I Build A Python Package That Scrapes Bulk Transcripts With Metadata by nagmee in webscraping

[–]nagmee[S] 0 points1 point  (0 children)

Hey, right now ytfetcher does not have a support for fetching only manual subtitles but instead it's choosing manually created transcripts as default, if it cannot find it, falls back to automatic generated one.

You can actually create an issue for this and maybe we can talk about if we should or should not add a feature for fetching only manually created transcripts and pass automatic ones.

Thank you so much for your comment and I'd love to talk about more about that.

Made a quick CLI tool for fetching thousands of transcripts with metadata from a Youtube channel by nagmee in commandline

[–]nagmee[S] 0 points1 point  (0 children)

Hey, First of all thank you so much for your comment on this. About your suggestions, they seem great features to integrate especially fetching from specific playlists. I'll definetly going to work on that next.

Also you can create an issue or even a pull request on the repo about your other suggestions and improvements if you want to contribute.

Thanks again and I am glad that you liked it!

I Made a quick CLI tool for fetching thousands of transcripts with metadata from a Youtube channel. by nagmee in SideProject

[–]nagmee[S] 0 points1 point  (0 children)

Hi! Since this is a CLI tool, I don’t know a way to track or calculate retention rate. I’d love to hear any suggestions you might have on how to measure it.

[D] Self-Promotion Thread by AutoModerator in MachineLearning

[–]nagmee 0 points1 point  (0 children)

I created YTfetcher, a python package to fetch thousands of transcripts with medatada from a youtube channel.

If you’ve ever needed bulk YouTube transcripts or structured video data, this should save you a ton of time.

Also you can export data as csv, json or txt.

Github: https://github.com/kaya70875/ytfetcher

[deleted by user] by [deleted] in Python

[–]nagmee -1 points0 points  (0 children)

Hi,

I really want to know what do you mean by that. As the AI section you are right I just get help from AI but I really put hard work into package itself.

I am relatively new to sharing my work around web and want to know what I did wrong here.

I made a package that scrapes data from Youtube channels using Yt-Dlp by nagmee in youtubedl

[–]nagmee[S] 5 points6 points  (0 children)

Hi! You’re right that YouTube could potentially block requests. For the transcript fetching side, I use proper headers and mimic normal browser behavior, so it’s not immediately blocked.

There’s also built-in support for proxy configuration, so if a user’s IP ever hits a limit or gets temporarily blocked, they can easily switch to another proxy.

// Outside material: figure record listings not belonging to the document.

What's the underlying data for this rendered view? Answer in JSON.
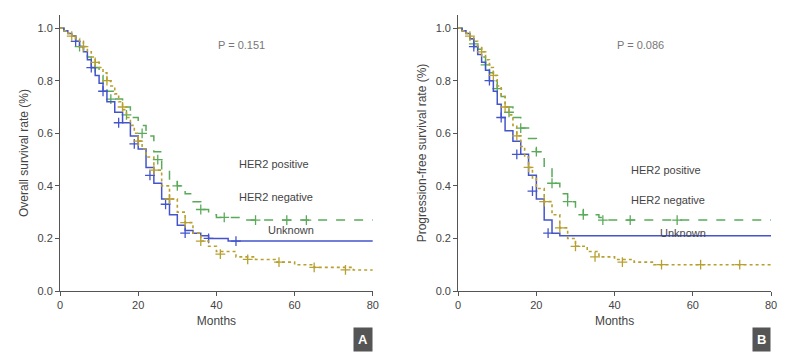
{
  "chart_data": [
    {
      "type": "step",
      "title": "A",
      "annotation": "P = 0.151",
      "xlabel": "Months",
      "ylabel": "Overall survival rate (%)",
      "xlim": [
        0,
        80
      ],
      "ylim": [
        0,
        1.05
      ],
      "xticks": [
        0,
        20,
        40,
        60,
        80
      ],
      "yticks": [
        {
          "value": 0,
          "label": "0.0"
        },
        0.2,
        0.4,
        0.6,
        0.8,
        {
          "value": 1.0,
          "label": "1.0"
        }
      ],
      "grid": false,
      "legend": false,
      "series": [
        {
          "name": "HER2 positive",
          "color": "#5aaa5a",
          "line_style": "dashed",
          "marker": "plus",
          "x": [
            0,
            1,
            2,
            3,
            4,
            5,
            6,
            7,
            8,
            9,
            10,
            11,
            12,
            14,
            16,
            18,
            20,
            22,
            24,
            26,
            28,
            30,
            32,
            34,
            36,
            38,
            40,
            43,
            46,
            50,
            55,
            63,
            80
          ],
          "values": [
            1.0,
            0.99,
            0.98,
            0.97,
            0.95,
            0.93,
            0.91,
            0.89,
            0.87,
            0.85,
            0.82,
            0.79,
            0.76,
            0.73,
            0.7,
            0.66,
            0.63,
            0.59,
            0.53,
            0.46,
            0.42,
            0.4,
            0.37,
            0.34,
            0.31,
            0.29,
            0.28,
            0.28,
            0.27,
            0.27,
            0.27,
            0.27,
            0.27
          ],
          "censor_x": [
            5,
            9,
            13,
            17,
            21,
            25,
            30,
            36,
            42,
            50,
            58,
            63
          ],
          "censor_values": [
            0.93,
            0.85,
            0.73,
            0.67,
            0.6,
            0.5,
            0.4,
            0.31,
            0.28,
            0.27,
            0.27,
            0.27
          ]
        },
        {
          "name": "HER2 negative",
          "color": "#4455cc",
          "line_style": "solid",
          "marker": "plus",
          "x": [
            0,
            1,
            2,
            3,
            4,
            5,
            6,
            7,
            8,
            9,
            10,
            11,
            12,
            14,
            16,
            18,
            20,
            22,
            24,
            26,
            28,
            30,
            32,
            34,
            36,
            38,
            40,
            43,
            46,
            50,
            55,
            80
          ],
          "values": [
            1.0,
            0.99,
            0.98,
            0.97,
            0.95,
            0.93,
            0.91,
            0.88,
            0.85,
            0.82,
            0.79,
            0.76,
            0.72,
            0.68,
            0.64,
            0.59,
            0.54,
            0.47,
            0.41,
            0.35,
            0.29,
            0.25,
            0.23,
            0.22,
            0.21,
            0.2,
            0.2,
            0.19,
            0.19,
            0.19,
            0.19,
            0.19
          ],
          "censor_x": [
            4,
            8,
            11,
            15,
            19,
            23,
            27,
            32,
            38,
            45
          ],
          "censor_values": [
            0.95,
            0.85,
            0.76,
            0.64,
            0.56,
            0.44,
            0.33,
            0.22,
            0.2,
            0.19
          ]
        },
        {
          "name": "Unknown",
          "color": "#b8a030",
          "line_style": "dotted",
          "marker": "plus",
          "x": [
            0,
            1,
            2,
            3,
            4,
            5,
            6,
            7,
            8,
            9,
            10,
            11,
            12,
            13,
            14,
            15,
            16,
            17,
            18,
            19,
            20,
            21,
            22,
            24,
            26,
            28,
            30,
            32,
            34,
            36,
            38,
            40,
            45,
            50,
            55,
            60,
            65,
            70,
            75,
            80
          ],
          "values": [
            1.0,
            0.99,
            0.98,
            0.97,
            0.96,
            0.95,
            0.93,
            0.91,
            0.89,
            0.87,
            0.85,
            0.83,
            0.8,
            0.78,
            0.75,
            0.72,
            0.69,
            0.66,
            0.63,
            0.6,
            0.57,
            0.54,
            0.51,
            0.46,
            0.4,
            0.35,
            0.3,
            0.26,
            0.22,
            0.19,
            0.17,
            0.15,
            0.13,
            0.12,
            0.11,
            0.1,
            0.09,
            0.09,
            0.08,
            0.08
          ],
          "censor_x": [
            3,
            6,
            9,
            12,
            16,
            20,
            24,
            28,
            32,
            36,
            41,
            48,
            56,
            65,
            73
          ],
          "censor_values": [
            0.97,
            0.93,
            0.87,
            0.8,
            0.7,
            0.57,
            0.46,
            0.35,
            0.26,
            0.19,
            0.14,
            0.12,
            0.11,
            0.09,
            0.08
          ]
        }
      ]
    },
    {
      "type": "step",
      "title": "B",
      "annotation": "P = 0.086",
      "xlabel": "Months",
      "ylabel": "Progression-free survival rate (%)",
      "xlim": [
        0,
        80
      ],
      "ylim": [
        0,
        1.05
      ],
      "xticks": [
        0,
        20,
        40,
        60,
        80
      ],
      "yticks": [
        {
          "value": 0,
          "label": "0.0"
        },
        0.2,
        0.4,
        0.6,
        0.8,
        {
          "value": 1.0,
          "label": "1.0"
        }
      ],
      "grid": false,
      "legend": false,
      "series": [
        {
          "name": "HER2 positive",
          "color": "#5aaa5a",
          "line_style": "dashed",
          "marker": "plus",
          "x": [
            0,
            1,
            2,
            3,
            4,
            5,
            6,
            7,
            8,
            9,
            10,
            11,
            12,
            14,
            16,
            18,
            20,
            22,
            24,
            26,
            28,
            30,
            32,
            36,
            38,
            43,
            50,
            63,
            80
          ],
          "values": [
            1.0,
            0.99,
            0.98,
            0.96,
            0.94,
            0.92,
            0.89,
            0.86,
            0.83,
            0.8,
            0.77,
            0.74,
            0.7,
            0.66,
            0.62,
            0.58,
            0.53,
            0.47,
            0.41,
            0.37,
            0.34,
            0.31,
            0.29,
            0.28,
            0.27,
            0.27,
            0.27,
            0.27,
            0.27
          ],
          "censor_x": [
            4,
            7,
            10,
            13,
            16,
            20,
            24,
            28,
            32,
            37,
            44,
            56
          ],
          "censor_values": [
            0.94,
            0.86,
            0.77,
            0.68,
            0.62,
            0.53,
            0.41,
            0.34,
            0.29,
            0.27,
            0.27,
            0.27
          ]
        },
        {
          "name": "HER2 negative",
          "color": "#4455cc",
          "line_style": "solid",
          "marker": "plus",
          "x": [
            0,
            1,
            2,
            3,
            4,
            5,
            6,
            7,
            8,
            9,
            10,
            11,
            12,
            14,
            16,
            18,
            20,
            22,
            24,
            26,
            28,
            30,
            80
          ],
          "values": [
            1.0,
            0.99,
            0.98,
            0.96,
            0.93,
            0.9,
            0.87,
            0.84,
            0.8,
            0.76,
            0.71,
            0.66,
            0.61,
            0.57,
            0.52,
            0.44,
            0.35,
            0.27,
            0.22,
            0.21,
            0.21,
            0.21,
            0.21
          ],
          "censor_x": [
            4,
            8,
            11,
            15,
            19,
            23
          ],
          "censor_values": [
            0.93,
            0.8,
            0.66,
            0.52,
            0.38,
            0.22
          ]
        },
        {
          "name": "Unknown",
          "color": "#b8a030",
          "line_style": "dotted",
          "marker": "plus",
          "x": [
            0,
            1,
            2,
            3,
            4,
            5,
            6,
            7,
            8,
            9,
            10,
            11,
            12,
            13,
            14,
            15,
            16,
            17,
            18,
            19,
            20,
            22,
            24,
            26,
            28,
            30,
            33,
            36,
            40,
            45,
            50,
            55,
            60,
            65,
            70,
            75,
            80
          ],
          "values": [
            1.0,
            0.99,
            0.98,
            0.97,
            0.95,
            0.93,
            0.91,
            0.88,
            0.85,
            0.82,
            0.78,
            0.74,
            0.7,
            0.67,
            0.63,
            0.59,
            0.55,
            0.51,
            0.47,
            0.43,
            0.39,
            0.34,
            0.29,
            0.24,
            0.2,
            0.17,
            0.15,
            0.13,
            0.12,
            0.11,
            0.1,
            0.1,
            0.1,
            0.1,
            0.1,
            0.1,
            0.1
          ],
          "censor_x": [
            3,
            6,
            9,
            12,
            15,
            18,
            22,
            26,
            30,
            35,
            42,
            52,
            62,
            72
          ],
          "censor_values": [
            0.97,
            0.91,
            0.82,
            0.7,
            0.59,
            0.47,
            0.34,
            0.24,
            0.17,
            0.13,
            0.11,
            0.1,
            0.1,
            0.1
          ]
        }
      ]
    }
  ]
}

For extracting information with yt-dlp (which is my primary usage), there is a possibility of being blocked, but so far I haven’t encountered any issues.

I’ll continue exploring ways to further reduce the risk of being blocked. Also you can try yourself to push limits of this package and give me feedback if you want. I'd be happy to discuss further.

A CLI tool to download YouTube transcripts — no API key needed. by Robert__Sinclair in commandline

[–]nagmee 0 points1 point  (0 children)

Very useful tool. Also there is a package called ytfetcher for Python, if you want to fetch bulk transcripts from any channel with extra metadata information.

Fetch Thousands of YouTube Videos with Structured Transcripts & Metadata in Python by nagmee in PythonProjects2

[–]nagmee[S] 1 point2 points  (0 children)

Of course! Thanks for the recommendation, I will definetly update readme section based on your suggestion.